El comentario desencadenó una mirada de estupor del vendedor, que seguía mirando hacia atrás en busca de algo que parecía intuir puertas adentro. El periodista dio media vuelta y salió al encuentro de un sopapo de frío que le obligó a ajustarse la corbata, dar una vuelta más a la bufanda y alzar los cuellos de su gabardina. No había pasado ni un minuto cuando vislumbró, en la siguiente esquina, la luz medio apagada de un bar que parecía a punto de cerrar. En busca de algún bocado más con el que completar su desordenada alimentación nocturna, aceleró el paso. Las fachadas le devolvieron el eco del golpeteo de sus propias suelas. Cuando se detuvo para cruzar la última calle, se oyó una detonación tan potente como seca. Miró hacia atrás. En su vida no había escuchado muchos disparos, y la mayoría de ellos habían sonado en medio de la luz del día, cuando el ruido del ambiente diluye los matices, o en la confusión de los tumultos ciudadanos, pero aquel estampido no podía ser otra cosa que eso: un disparo.

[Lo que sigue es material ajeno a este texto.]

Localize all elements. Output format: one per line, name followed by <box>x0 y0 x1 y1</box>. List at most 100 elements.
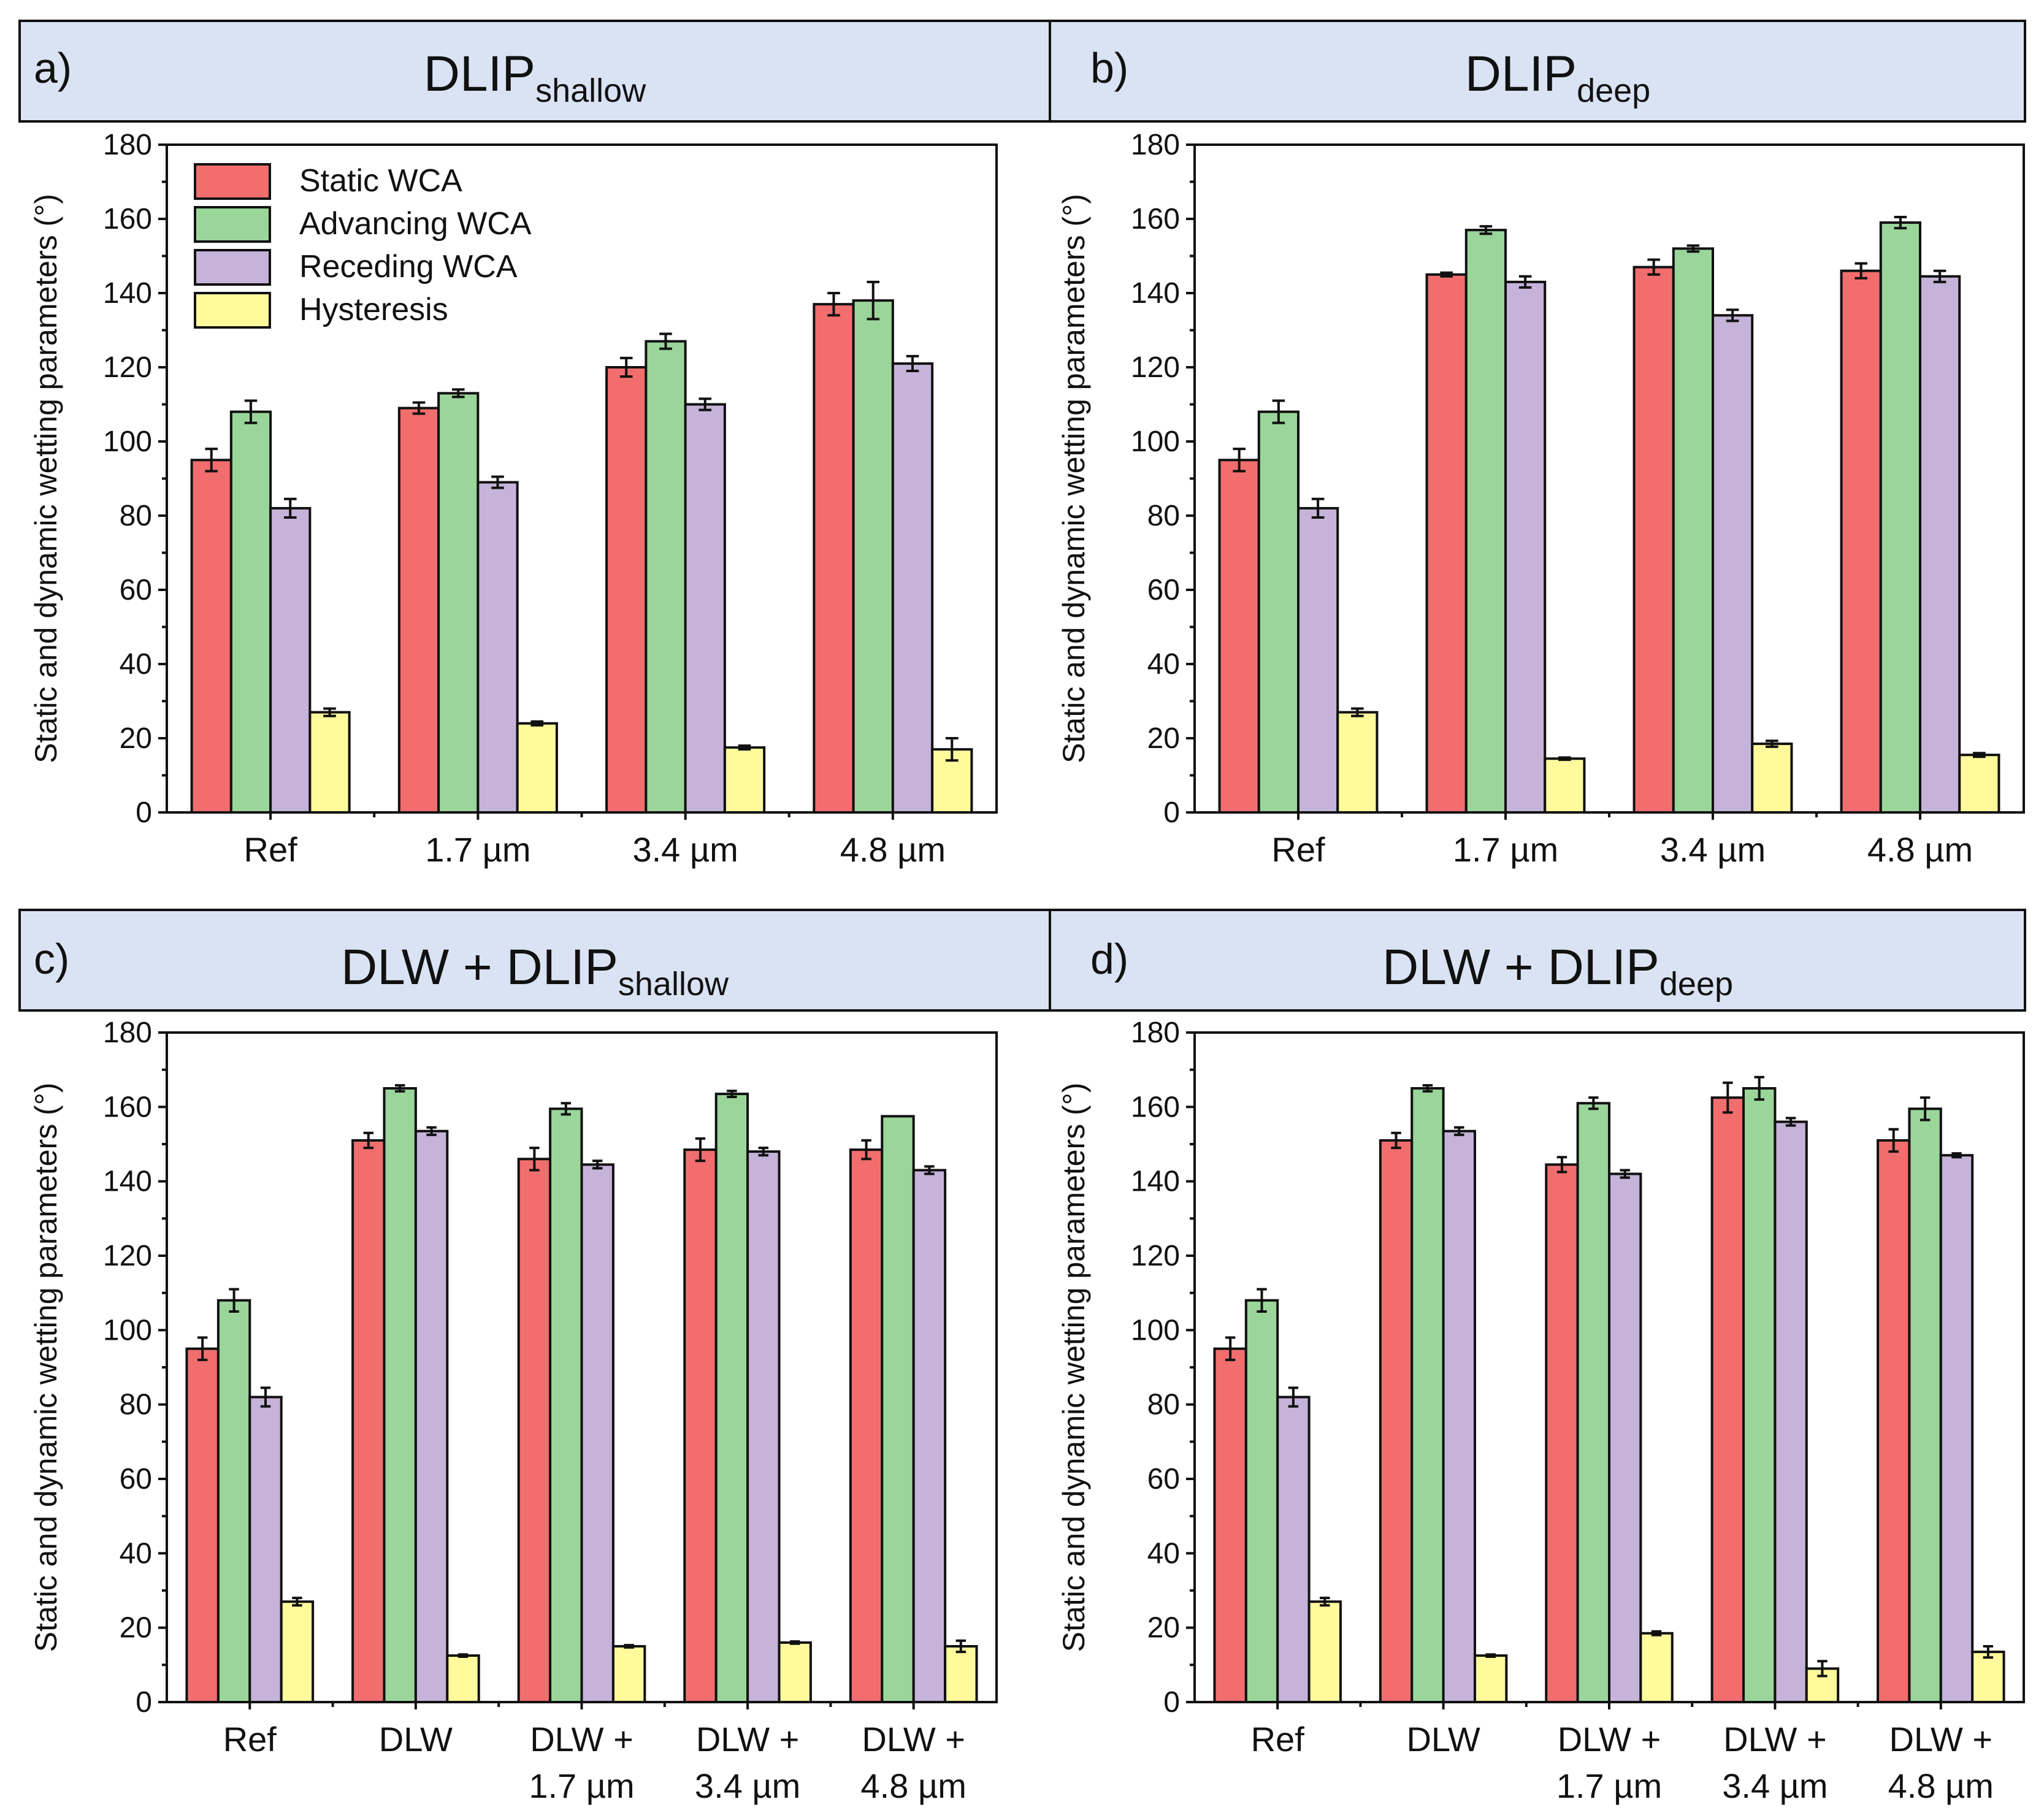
error-bar <box>955 1639 966 1654</box>
x-tick-label: 3.4 µm <box>1660 830 1766 869</box>
bar-receding <box>414 1129 449 1704</box>
error-bar <box>1817 1660 1828 1678</box>
bar-advancing <box>437 392 480 814</box>
error-bar <box>1272 399 1285 424</box>
legend-label-advancing: Advancing WCA <box>299 206 532 242</box>
error-bar <box>1233 448 1246 473</box>
panel-letter: a) <box>34 44 72 92</box>
error-bar <box>283 497 297 519</box>
error-bar <box>1558 756 1571 762</box>
bar-advancing <box>1576 1102 1611 1704</box>
y-tick-label: 80 <box>1147 500 1180 532</box>
bar-advancing <box>549 1107 583 1704</box>
y-tick-label: 140 <box>103 1166 152 1198</box>
y-tick-label: 80 <box>120 1389 152 1421</box>
error-bar <box>738 744 751 751</box>
bar-static <box>351 1139 386 1703</box>
error-bar <box>205 448 218 473</box>
y-tick-label: 0 <box>136 1686 152 1719</box>
bar-receding <box>1919 275 1961 814</box>
x-tick-label: 1.7 µm <box>1453 830 1558 869</box>
x-tick-label: 1.7 µm <box>425 830 530 869</box>
y-axis-label: Static and dynamic wetting parameters (°… <box>29 194 63 763</box>
bar-static <box>1545 1163 1579 1704</box>
panel-b: b) DLIPdeep 0 20 40 60 80 100 120 140 160 180 Static… <box>1049 20 2026 869</box>
error-bar <box>827 292 840 317</box>
bar-advancing <box>1908 1107 1942 1704</box>
error-bar <box>323 707 336 717</box>
panel-title-subscript: shallow <box>618 966 729 1002</box>
error-bar <box>1351 707 1364 717</box>
error-bar <box>426 1126 437 1136</box>
y-tick-label: 40 <box>120 648 152 681</box>
error-bar <box>624 1644 634 1649</box>
bar-receding <box>580 1163 614 1704</box>
y-tick-label: 40 <box>1147 1537 1180 1570</box>
bar-receding <box>1774 1120 1808 1703</box>
bar-advancing <box>1672 247 1715 814</box>
error-bar <box>1257 1288 1267 1313</box>
y-tick-label: 140 <box>1131 277 1180 310</box>
bar-hysteresis <box>1336 711 1379 814</box>
bar-receding <box>269 506 312 814</box>
bar-hysteresis <box>944 1645 978 1703</box>
x-tick-label: DLW + <box>862 1720 965 1758</box>
bar-hysteresis <box>516 722 558 814</box>
error-bar <box>592 1159 603 1170</box>
error-bar <box>659 332 672 350</box>
error-bar <box>1620 1169 1630 1179</box>
bar-receding <box>891 362 934 814</box>
panel-letter: d) <box>1090 935 1128 983</box>
panel-c: c) DLW + DLIPshallow 0 20 40 60 80 100 120 140 160… <box>18 909 1051 1805</box>
panel-title-main: DLIP <box>424 46 535 102</box>
bar-receding <box>1712 314 1754 814</box>
legend-label-hysteresis: Hysteresis <box>299 292 448 327</box>
panel-a: a) DLIPshallow 0 20 40 60 80 100 120 140 160 180 Sta… <box>18 20 1051 869</box>
y-tick-label: 80 <box>120 500 152 532</box>
bar-hysteresis <box>1473 1654 1508 1704</box>
bar-static <box>185 1347 220 1704</box>
error-bar <box>695 1137 706 1163</box>
bar-hysteresis <box>1544 757 1586 814</box>
bar-hysteresis <box>611 1645 646 1703</box>
error-bar <box>529 1147 540 1172</box>
bar-static <box>1213 1347 1247 1704</box>
error-bar <box>906 354 919 373</box>
error-bar <box>1894 215 1907 230</box>
y-tick-label: 100 <box>103 1314 152 1346</box>
error-bar <box>945 737 959 762</box>
y-tick-label: 140 <box>103 277 152 310</box>
error-bar <box>924 1165 935 1175</box>
legend-swatch-static <box>194 163 271 200</box>
bar-receding <box>1608 1172 1642 1703</box>
legend-label-static: Static WCA <box>299 163 462 199</box>
x-tick-label: DLW + <box>696 1720 800 1758</box>
y-tick-label: 100 <box>1131 1314 1180 1346</box>
bar-advancing <box>1244 1299 1279 1704</box>
panel-title-main: DLW + DLIP <box>341 939 618 995</box>
bar-hysteresis <box>723 746 766 814</box>
bar-hysteresis <box>1971 1651 2005 1704</box>
x-tick-label: Ref <box>1251 1720 1305 1758</box>
error-bar <box>1766 739 1778 748</box>
panel-header <box>1049 909 2026 1012</box>
y-tick-label: 40 <box>1147 648 1180 681</box>
error-bar <box>1391 1131 1401 1150</box>
y-tick-label: 20 <box>1147 1612 1180 1644</box>
panel-d: d) DLW + DLIPdeep 0 20 40 60 80 100 120 140 160 180… <box>1049 909 2026 1805</box>
error-bar <box>457 1653 469 1658</box>
bar-receding <box>1442 1129 1476 1704</box>
x-tick-label: DLW <box>1406 1720 1480 1758</box>
y-tick-label: 100 <box>103 426 152 458</box>
y-tick-label: 20 <box>120 722 152 755</box>
panel-header <box>1049 20 2026 123</box>
error-bar <box>1556 1156 1567 1174</box>
bar-receding <box>684 403 726 814</box>
bar-advancing <box>1257 410 1300 814</box>
bar-static <box>813 303 855 814</box>
bar-receding <box>1939 1154 1974 1703</box>
bar-advancing <box>881 1115 915 1703</box>
x-tick-label: 4.8 µm <box>840 830 946 869</box>
y-tick-label: 180 <box>103 129 152 161</box>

Emilio Ruiz se atrevió a volver a la casa de Van Raders para ver qué había pasado. Comenzó a regresar con cautela, intentando evitar ahora el ruido de sus zapatos contra el suelo. La puerta del casón del anciano se abrió de golpe y la luz que afloró del interior le permitió distinguir el contorno de un hombre que escapaba a la carrera. No le pareció prudente acercarse más, sólo tuvo tiempo para darse cuenta de que corría peligro.

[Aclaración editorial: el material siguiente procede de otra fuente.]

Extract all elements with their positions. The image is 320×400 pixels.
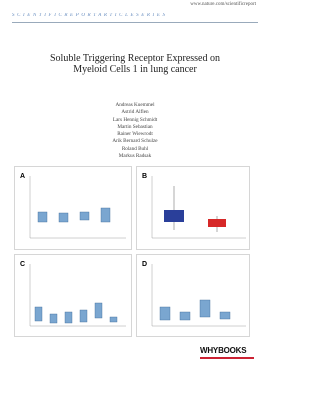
panel-a: A	[14, 166, 132, 250]
series-banner: SCIENTIFICREPORTARTICLESERIES	[12, 13, 168, 18]
author: Arik Bernard Schulze	[112, 138, 158, 145]
author-list: Andreas Kuemmel Astrid Alflen Lars Hennig …	[0, 102, 270, 160]
author: Markus Radsak	[118, 153, 152, 160]
author: Martin Sebastian	[117, 123, 153, 130]
panel-c: C	[14, 254, 132, 337]
author: Roland Buhl	[121, 145, 149, 152]
rule	[12, 22, 258, 23]
panel-label: D	[142, 261, 147, 268]
title: Soluble Triggering Receptor Expressed on…	[50, 53, 220, 75]
panel-label: B	[142, 173, 147, 180]
logo-bar	[200, 357, 254, 359]
panel-label: A	[20, 173, 25, 180]
page: {"header": {"url": "www.nature.com/scien…	[0, 2, 270, 359]
author: Rainer Wiewrodt	[117, 131, 153, 138]
publisher-logo: WHYBOOKS	[200, 346, 247, 355]
panel-d: D	[136, 254, 250, 337]
url: www.nature.com/scientificreport	[190, 2, 256, 7]
author: Astrid Alflen	[121, 109, 149, 116]
author: Andreas Kuemmel	[115, 102, 155, 108]
author: Lars Hennig Schmidt	[112, 116, 158, 123]
panel-label: C	[20, 261, 25, 268]
figure: A B C D	[14, 166, 250, 337]
panel-b: B	[136, 166, 250, 250]
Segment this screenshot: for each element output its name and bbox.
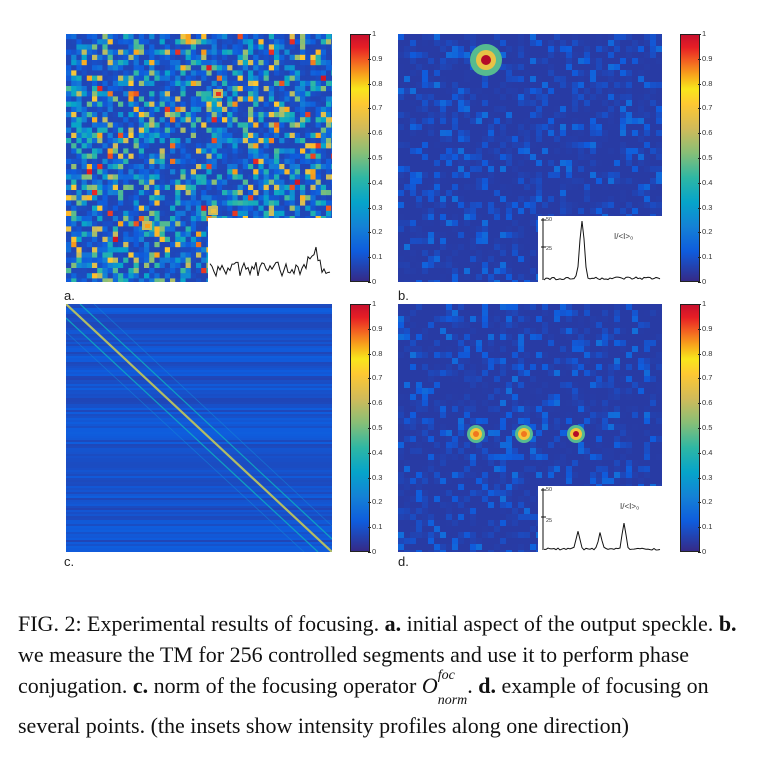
speckle-plot xyxy=(66,34,332,282)
caption-text-a: initial aspect of the output speckle. xyxy=(401,611,719,636)
operator-base: O xyxy=(421,673,438,698)
intensity-profile-a xyxy=(209,246,331,278)
colorbar-tick: 0.2 xyxy=(697,227,713,237)
colorbar-c xyxy=(350,304,370,552)
caption-op-after: . xyxy=(467,673,479,698)
operator-plot xyxy=(66,304,332,552)
colorbar-tick: 0.5 xyxy=(367,153,383,162)
colorbar-tick: 0.8 xyxy=(367,348,383,358)
colorbar-tick: 0.3 xyxy=(697,472,713,482)
inset-tick-25-d: 25 xyxy=(546,518,553,524)
caption-text-b: we measure the TM for 256 controlled seg… xyxy=(18,642,690,698)
colorbar-tick: 0.9 xyxy=(697,53,713,63)
colorbar-tick: 0.1 xyxy=(367,252,383,262)
colorbar-tick: 0 xyxy=(697,547,707,556)
colorbar-tick: 0.4 xyxy=(697,447,713,457)
colorbar-tick: 0.1 xyxy=(367,522,383,532)
colorbar-tick: 0.2 xyxy=(367,497,383,507)
colorbar-tick: 0.7 xyxy=(697,103,713,113)
operator-sup: foc xyxy=(437,668,455,683)
colorbar-tick: 0.6 xyxy=(367,128,383,138)
inset-profile-a xyxy=(208,218,332,282)
panel-label-a: a. xyxy=(64,288,75,303)
colorbar-tick: 0.4 xyxy=(367,447,383,457)
inset-tick-50-d: 50 xyxy=(546,487,553,493)
colorbar-tick: 0.2 xyxy=(367,227,383,237)
colorbar-tick: 0 xyxy=(367,547,377,556)
colorbar-tick: 1 xyxy=(367,299,377,308)
inset-tick-25-b: 25 xyxy=(546,246,553,252)
speckle-image xyxy=(66,34,332,282)
inset-axis-label-d: I/<I>₀ xyxy=(620,502,640,511)
panel-label-c: c. xyxy=(64,554,75,569)
colorbar-tick: 1 xyxy=(697,299,707,308)
colorbar-tick: 0 xyxy=(367,277,377,286)
colorbar-tick: 0.4 xyxy=(697,177,713,187)
colorbar-tick: 0.5 xyxy=(697,423,713,432)
colorbar-a xyxy=(350,34,370,282)
colorbar-tick: 0.7 xyxy=(367,103,383,113)
caption-key-a: a. xyxy=(384,611,402,636)
colorbar-tick: 0.3 xyxy=(367,202,383,212)
inset-axis-label-b: I/<I>₀ xyxy=(614,232,634,241)
colorbar-tick: 0.7 xyxy=(367,373,383,383)
operator-image xyxy=(66,304,332,552)
caption-text-d: example of focusing on several points. (… xyxy=(18,673,709,739)
colorbar-tick: 0.4 xyxy=(367,177,383,187)
panel-label-d: d. xyxy=(398,554,409,569)
inset-profile-b: I/<I>₀ 50 25 xyxy=(538,216,662,282)
caption-key-c: c. xyxy=(132,673,149,698)
colorbar-tick: 0.1 xyxy=(697,252,713,262)
colorbar-tick: 1 xyxy=(367,29,377,38)
colorbar-tick: 0.6 xyxy=(697,128,713,138)
figure-caption: FIG. 2: Experimental results of focusing… xyxy=(18,608,752,741)
colorbar-tick: 0.8 xyxy=(367,78,383,88)
caption-key-b: b. xyxy=(718,611,737,636)
colorbar-b xyxy=(680,34,700,282)
colorbar-tick: 0.3 xyxy=(697,202,713,212)
colorbar-tick: 1 xyxy=(697,29,707,38)
colorbar-d xyxy=(680,304,700,552)
caption-key-d: d. xyxy=(478,673,497,698)
colorbar-tick: 0.8 xyxy=(697,78,713,88)
caption-text-c: norm of the focusing operator xyxy=(148,673,422,698)
colorbar-tick: 0.1 xyxy=(697,522,713,532)
colorbar-tick: 0.6 xyxy=(367,398,383,408)
colorbar-tick: 0.9 xyxy=(367,323,383,333)
colorbar-tick: 0.7 xyxy=(697,373,713,383)
colorbar-tick: 0.3 xyxy=(367,472,383,482)
colorbar-tick: 0.2 xyxy=(697,497,713,507)
intensity-profile-d xyxy=(541,488,661,551)
colorbar-tick: 0.5 xyxy=(697,153,713,162)
caption-fig: FIG. 2: Experimental results of focusing… xyxy=(18,611,385,636)
colorbar-tick: 0 xyxy=(697,277,707,286)
colorbar-tick: 0.9 xyxy=(367,53,383,63)
inset-tick-50-b: 50 xyxy=(546,217,553,223)
operator-sub: norm xyxy=(437,693,468,709)
colorbar-tick: 0.6 xyxy=(697,398,713,408)
colorbar-tick: 0.9 xyxy=(697,323,713,333)
inset-profile-d: I/<I>₀ 50 25 xyxy=(538,486,662,552)
colorbar-tick: 0.5 xyxy=(367,423,383,432)
panel-label-b: b. xyxy=(398,288,409,303)
colorbar-tick: 0.8 xyxy=(697,348,713,358)
intensity-profile-b xyxy=(541,218,661,281)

—¡Auxilio! ¡A mí los guardias! —chilló una aterrada voz de mujer que se oyó de fondo—. ¡Han matado a mi marido!
Si eran correctos los cálculos mentales que hizo el reportero, basados en la distancia que le separaba de la casa y en la potencia del estallido sonoro, aquella voz de socorro correspondía a la señora de Van Raders y él acababa de estar situado en la escena de un asesinato, frente a la víctima, justo antes de que lo mataran. Consciente de que debía salir de allí pitando, se giró, se subió la bufanda hasta colocársela entre los lóbulos de las orejas y su nariz, y así, embozado, pasó frente al bar de la esquina, donde una mujer que terminaba de fregar los suelos lo miró con curiosidad.